Frost and Dodd contest winners’ plays open this weekend

by Kaina Chen | 7/28/16 5:05pm

Tiffany Zhai/The Dartmouth Senior Staff

What happens when two tapeworms find themselves in the midst of a black market organ trade crisis? A little girl’s grandfather is keeping a terrifying secret from his own daughter — what is it, and why is he so desperately trying to keep it hidden? What will be exposed of a family when its members gather to read the will of the family’s patriarch?

These questions, and more, will be answered for audience members this weekend at the Frost and Dodd Student Play Festival. The three plays featured in the festival are winners of the Eleanor Frost Playwriting Contest and the Ruth and Loring Dodd Playwriting Contest.

The winning Dodd Contest play, “Good Clean Holesome” by Elise Wein ’17, will be fully produced, while the winners of the Frost Contest will be performed as staged readings. These include “Bed Time,” written by Max Gibson ’16, and “The Will,” written by Haley Gordon ’18.

A staged reading includes actors with scripts in hand, with a few select elements of a fully staged production such as light and suggestions towards costuming. These readings provide audience members with a unique insight into “a developmental stage that many new plays go through,” said Marina McClure ’04, director of the Frost Contest winners.

While all entries were submitted to the same competition, the plays diverge significantly in theme and style.

“Good Clean Holesome” was written with “an interest in parasites as a framing device” and aimed to “illuminate the networks of interdependence that govern the characters’ lives,” Wein said.

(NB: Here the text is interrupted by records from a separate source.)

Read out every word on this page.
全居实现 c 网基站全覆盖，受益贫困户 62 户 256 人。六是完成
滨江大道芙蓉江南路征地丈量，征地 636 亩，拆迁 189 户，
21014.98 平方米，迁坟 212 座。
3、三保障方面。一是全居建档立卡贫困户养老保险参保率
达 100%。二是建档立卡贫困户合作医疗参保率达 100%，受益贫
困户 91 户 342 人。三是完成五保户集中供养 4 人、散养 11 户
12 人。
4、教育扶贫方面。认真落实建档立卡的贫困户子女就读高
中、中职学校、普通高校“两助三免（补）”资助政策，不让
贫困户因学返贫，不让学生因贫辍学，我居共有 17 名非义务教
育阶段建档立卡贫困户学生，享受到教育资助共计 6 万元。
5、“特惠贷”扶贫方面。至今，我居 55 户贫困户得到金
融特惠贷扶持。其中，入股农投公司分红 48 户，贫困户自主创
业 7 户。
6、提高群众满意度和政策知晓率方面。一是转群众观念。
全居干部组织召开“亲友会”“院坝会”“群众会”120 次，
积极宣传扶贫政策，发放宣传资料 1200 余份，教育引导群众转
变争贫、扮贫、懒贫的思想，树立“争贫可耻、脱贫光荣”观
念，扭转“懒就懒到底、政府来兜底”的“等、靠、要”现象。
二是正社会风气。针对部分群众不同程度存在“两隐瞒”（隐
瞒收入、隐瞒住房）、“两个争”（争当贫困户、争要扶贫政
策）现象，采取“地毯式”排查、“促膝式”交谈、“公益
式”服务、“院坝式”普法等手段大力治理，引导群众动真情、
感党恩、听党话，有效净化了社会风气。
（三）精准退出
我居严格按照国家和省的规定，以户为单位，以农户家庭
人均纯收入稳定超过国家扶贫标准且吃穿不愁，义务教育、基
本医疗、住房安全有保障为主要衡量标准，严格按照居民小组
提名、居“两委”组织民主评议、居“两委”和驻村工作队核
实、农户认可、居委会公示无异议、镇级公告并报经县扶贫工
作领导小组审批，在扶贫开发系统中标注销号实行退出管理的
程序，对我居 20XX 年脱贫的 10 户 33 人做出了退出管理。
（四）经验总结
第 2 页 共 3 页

Both “The Will” and “Bed Time” explore the dynamics of family members when relationships are wrung through a crisis.

“Both [Dodd] plays are dealing with some rather heavy subject material, which is always a challenge,” McClure said. “There’s a great emotional depth that’s required for both of the plays, so it’s definitely stretching the student actors in really strong, meaningful ways.”

Beyond the student actors’ challenges regarding the material, other members of the production team saw opportunities to get creative when solving problems. Costume designer Celeste Jennings ’18 was tasked with creating a quirky and abstract tapeworm costume.

“I really enjoy working on [costumes] for something brand new, in part to create a backstory for the characters,” Jennings said.

Beyond the costume itself, the “feel of the environment” and “creation of the world of the characters” is important to establish, theater professor Jamie Horton said.

Horton, director of “Good Clean Holesome,” is also the professor for the course “New Plays in Development,” of which the Frost and Dodd Student Play Festival is a component. The class devotes three weeks to working on the festival plays.

“The [theater] department believes in fostering the development of new playwrights,” Horton said. “To see the playwrights develop is a real joy for us.”

The class’ involvement in the festival allows students enrolled to “have an immersive experience in what it means to create theater,” Horton said.

“Bed Time” was born out of a desire to create something with emotion, something that resonated with people, Gibson said.

“A lot of plays don’t elicit that feeling of anxiety for the audience and I wanted to recreate that,” Gibson said.

From Gibson’s perspective, the opportunity to witness his own play being produced is a chance to see “the story you’ve been writing come to life through other people.”

Live edits are also an exciting component for new plays. The playwrights Gordon, Gibson and Wein have been dropping in on rehearsals throughout the week. The revision process is a collaborative effort of the entire team, Horton said.

“The actors have suggestions, the dramaturg will have suggestions and the playwright will have suggestions,” Horton said. “We put it all out on the table and decide as a creative team which ones we want to act upon and which ones we want to cast aside.”

Even those who aren’t present at rehearsals ­— the audience — are part of the production team.

“Due to [theater’s] nature as a live performance art, actors and audience are partners in a way,” Horton said.

To Horton, rehearsing a play to empty chairs lacks a tangible and critical link between the performers and audience members. At times, after a show for a full auditorium, changes can still be made before the next performance based on this relationship.

Regarding the staged readings, Haley Reicher ’18, actress in both Dodd plays, also hopes the audience pushes further and takes time to “imagine how the shows can be different when fully produced.”

“I hope the audience will connect with this material in a concrete way, and to have fun, to laugh,” Horton said.